Marriage negotiations for Bangladeshi Muslims involve various financial transactions including primarily the religiously sanctioned dower (mahr). Added to mahr, the practice of dowry or joutuk, demands made by the husband’s side to the bride’s side, have in the last few decades become a widespread practice supported neither by state law nor personal laws, but apparently designed to strengthen traditional patriarchal assumptions. The dowry system is not recognised in the religion or the law of the Muslim societies but has spread into it. Conversely, Islamic law provides dower to enhance the status of women. Why should Muslim women, who are supposed to be protected by dower, become victims of dowry? While recent scholars have admitted the fact that dowry has spread to the Muslim communities, they have largely ignored the position of Muslim women within this discourse.
Dowry deaths are a common phenomenon in South Asia. These deaths of women are usually caused by the same persons who are legally and socially enjoined to protect them, i.e. their husband or in-laws.
The Dowry Prohibition Act of 1980 prohibits the taking or giving of dowry. The Repression Against Women and Children Prevention Act of 2000 Defines Dowry as: Money, goods or other property given or promised directly or indirectly by the brides side to the groom or his father, mother or any other person from the bridegrooms side at the time of marriage as consideration or condition of the marriage and any such money, goods or property demanded from the bride or the bride’s side by the groom, his father or mother or any person from the groom’s side [Section 2(j)] .
The Repression of Women and Children Prevention Act of 2000 Section 11 States:
If any woman’s husband or husband’s father, mother, guardian, relation or any person acting for the husband, causes the death of that woman for dowry or attempts to cause death or injures such woman for dowry or attempts to cause such injury the husband or husband’s father, guardian, relation or any person shall:
- For causing death be punishable by death penalty or for attempt to cause death by life imprisonment and in both cases shall be liable to pay additional fine:
- For causing injury shall be punishable by rigorous life imprisonment or for attempt to cause injury be punishable by rigorous imprisonment up to the term of maximum fourteen years but not less that five years and In both cases be liable to additional fine.
Under the Dowry Prohibition Act, 1980.Agreement for giving or taking dowry is void. Magistrate court has jurisdiction over the matter. But in our social context, still now dowry is very common in marriage in different form. The purpose of this act is not properly frustrated; it creates at least public awareness. We have to practice to go for legal help and try to remove dowry from society.
3.8) Restrictions on Child Marriage:
Child marriage is the sickness of our society . It is a very common phenomenon in our country.Under the Muslim law, marriage is a contract between two individuals and to make it valid the consent of both partners in the presence of two witnesses is essential. With regard to child marriage, the law states that should a girl be married off by her parents during infancy, the marriage must be endorsed or dissolved by the girl on her attaining puberty. In a bid to restraint child marriage, the Child Marriage Restraint Act 1929 (amended in 1984) raised the minimum age of marriage for both women and men. The 1984 amendment fixed the minimum age at 18 for women and 21 years for men. But widespread contravention’s of this law proves that its enforcement is very weak, and there is hardly any prosecution for any breach of this law..
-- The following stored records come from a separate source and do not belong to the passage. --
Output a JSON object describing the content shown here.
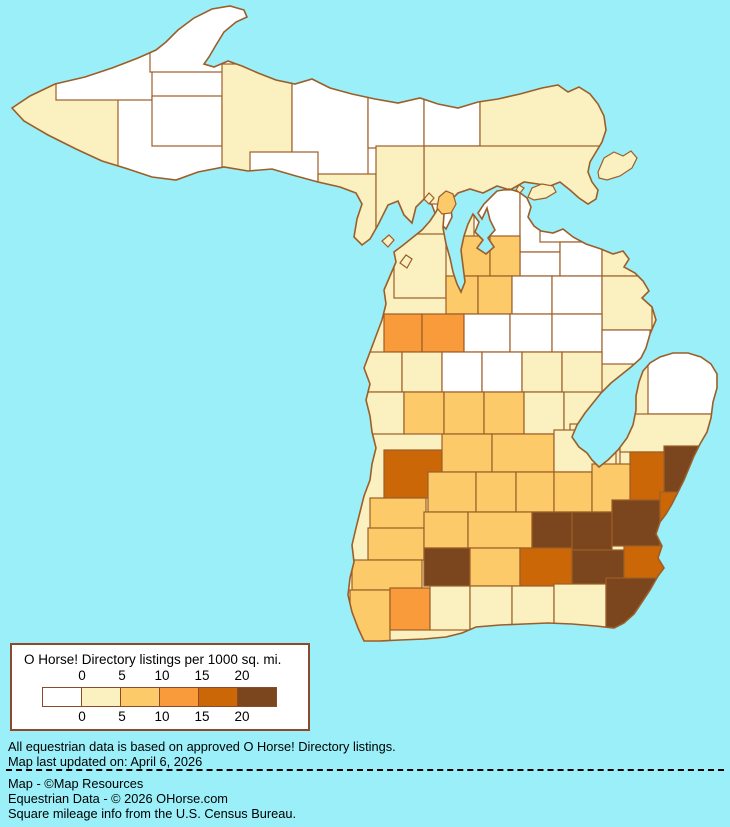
{
  "map": {
    "water_color": "#9AEFF8",
    "county_border_color": "#9C5E28",
    "level_colors": [
      "#FFFFFF",
      "#FAF0C0",
      "#FCCA68",
      "#F99B3B",
      "#CC6708",
      "#7B451D"
    ]
  },
  "legend": {
    "title": "O Horse! Directory listings per 1000 sq. mi.",
    "ticks_top": [
      "0",
      "5",
      "10",
      "15",
      "20"
    ],
    "ticks_bottom": [
      "0",
      "5",
      "10",
      "15",
      "20"
    ],
    "swatch_colors": [
      "#FFFFFF",
      "#FAF0C0",
      "#FCCA68",
      "#F99B3B",
      "#CC6708",
      "#7B451D"
    ],
    "box_border_color": "#8B4A2B"
  },
  "footer": {
    "note1": "All equestrian data is based on approved O Horse! Directory listings.",
    "note2": "Map last updated on: April 6, 2026",
    "credit1": "Map - ©Map Resources",
    "credit2": "Equestrian Data - © 2026 OHorse.com",
    "credit3": "Square mileage info from the U.S. Census Bureau."
  }
}
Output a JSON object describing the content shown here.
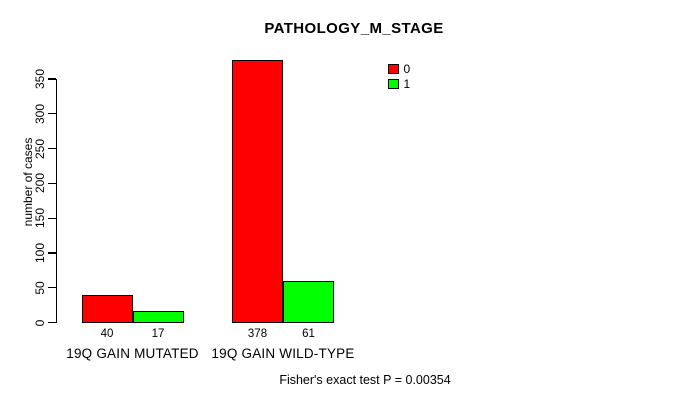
{
  "title": "PATHOLOGY_M_STAGE",
  "colors": {
    "series0": "#FF0000",
    "series1": "#00FF00",
    "axis": "#000000",
    "background": "#FFFFFF"
  },
  "chart_data": {
    "type": "bar",
    "title": "PATHOLOGY_M_STAGE",
    "categories": [
      "19Q GAIN MUTATED",
      "19Q GAIN WILD-TYPE"
    ],
    "series": [
      {
        "name": "0",
        "color": "#FF0000",
        "values": [
          40,
          378
        ]
      },
      {
        "name": "1",
        "color": "#00FF00",
        "values": [
          17,
          61
        ]
      }
    ],
    "xlabel": "",
    "ylabel": "number of cases",
    "ylim": [
      0,
      350
    ],
    "yticks": [
      0,
      50,
      100,
      150,
      200,
      250,
      300,
      350
    ],
    "bar_value_labels_shown": true,
    "grid": false,
    "legend_position": "top-right"
  },
  "legend": {
    "items": [
      {
        "label": "0",
        "color": "#FF0000"
      },
      {
        "label": "1",
        "color": "#00FF00"
      }
    ]
  },
  "footer": {
    "text": "Fisher's exact test P = 0.00354"
  }
}
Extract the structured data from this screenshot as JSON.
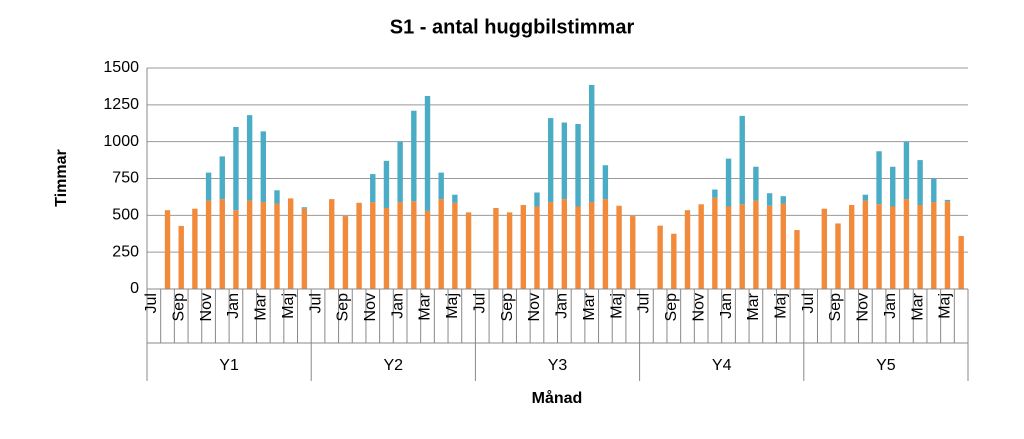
{
  "chart_data": {
    "type": "bar",
    "stacked": true,
    "title": "S1 - antal huggbilstimmar",
    "x_label": "Månad",
    "y_label": "Timmar",
    "categories": [
      "Jul",
      null,
      "Sep",
      null,
      "Nov",
      null,
      "Jan",
      null,
      "Mar",
      null,
      "Maj",
      null,
      "Jul",
      null,
      "Sep",
      null,
      "Nov",
      null,
      "Jan",
      null,
      "Mar",
      null,
      "Maj",
      null,
      "Jul",
      null,
      "Sep",
      null,
      "Nov",
      null,
      "Jan",
      null,
      "Mar",
      null,
      "Maj",
      null,
      "Jul",
      null,
      "Sep",
      null,
      "Nov",
      null,
      "Jan",
      null,
      "Mar",
      null,
      "Maj",
      null,
      "Jul",
      null,
      "Sep",
      null,
      "Nov",
      null,
      "Jan",
      null,
      "Mar",
      null,
      "Maj",
      null
    ],
    "groups": [
      "Y1",
      "Y2",
      "Y3",
      "Y4",
      "Y5"
    ],
    "series": [
      {
        "color": "#f28a3c",
        "values": [
          null,
          535,
          428,
          545,
          600,
          610,
          535,
          600,
          590,
          580,
          615,
          545,
          null,
          610,
          495,
          585,
          590,
          550,
          590,
          595,
          530,
          610,
          585,
          520,
          null,
          550,
          520,
          570,
          560,
          590,
          610,
          560,
          590,
          610,
          565,
          495,
          null,
          430,
          375,
          535,
          575,
          620,
          560,
          575,
          600,
          565,
          580,
          400,
          null,
          545,
          445,
          570,
          600,
          575,
          560,
          610,
          570,
          590,
          595,
          360
        ]
      },
      {
        "color": "#4bacc6",
        "values": [
          null,
          0,
          0,
          0,
          190,
          290,
          565,
          580,
          480,
          90,
          0,
          10,
          null,
          0,
          0,
          0,
          190,
          320,
          410,
          615,
          780,
          180,
          55,
          0,
          null,
          0,
          0,
          0,
          95,
          570,
          520,
          560,
          795,
          230,
          0,
          0,
          null,
          0,
          0,
          0,
          0,
          55,
          325,
          600,
          230,
          85,
          50,
          0,
          null,
          0,
          0,
          0,
          40,
          360,
          270,
          390,
          305,
          160,
          10,
          0
        ]
      }
    ],
    "ylim": [
      0,
      1500
    ],
    "yticks": [
      0,
      250,
      500,
      750,
      1000,
      1250,
      1500
    ],
    "grid": true
  }
}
In accordance with section 4 of the child Marriage Restraint act,1929 child marriage is punishable offence, solemnizing child marriage and the guardians also liable to punishment. Women’s are not liable to punishment under this act, I think it is questionable. Union parishad or paurashava or municipal corporation within the area shall bring the complaint and any first class Magistrates have jurisdiction to take cognizance the offence. Bringing allegation process is very complex, I think it should be liberal. In our social context, the objects of the act is not totally frustrated, at brings public awarness.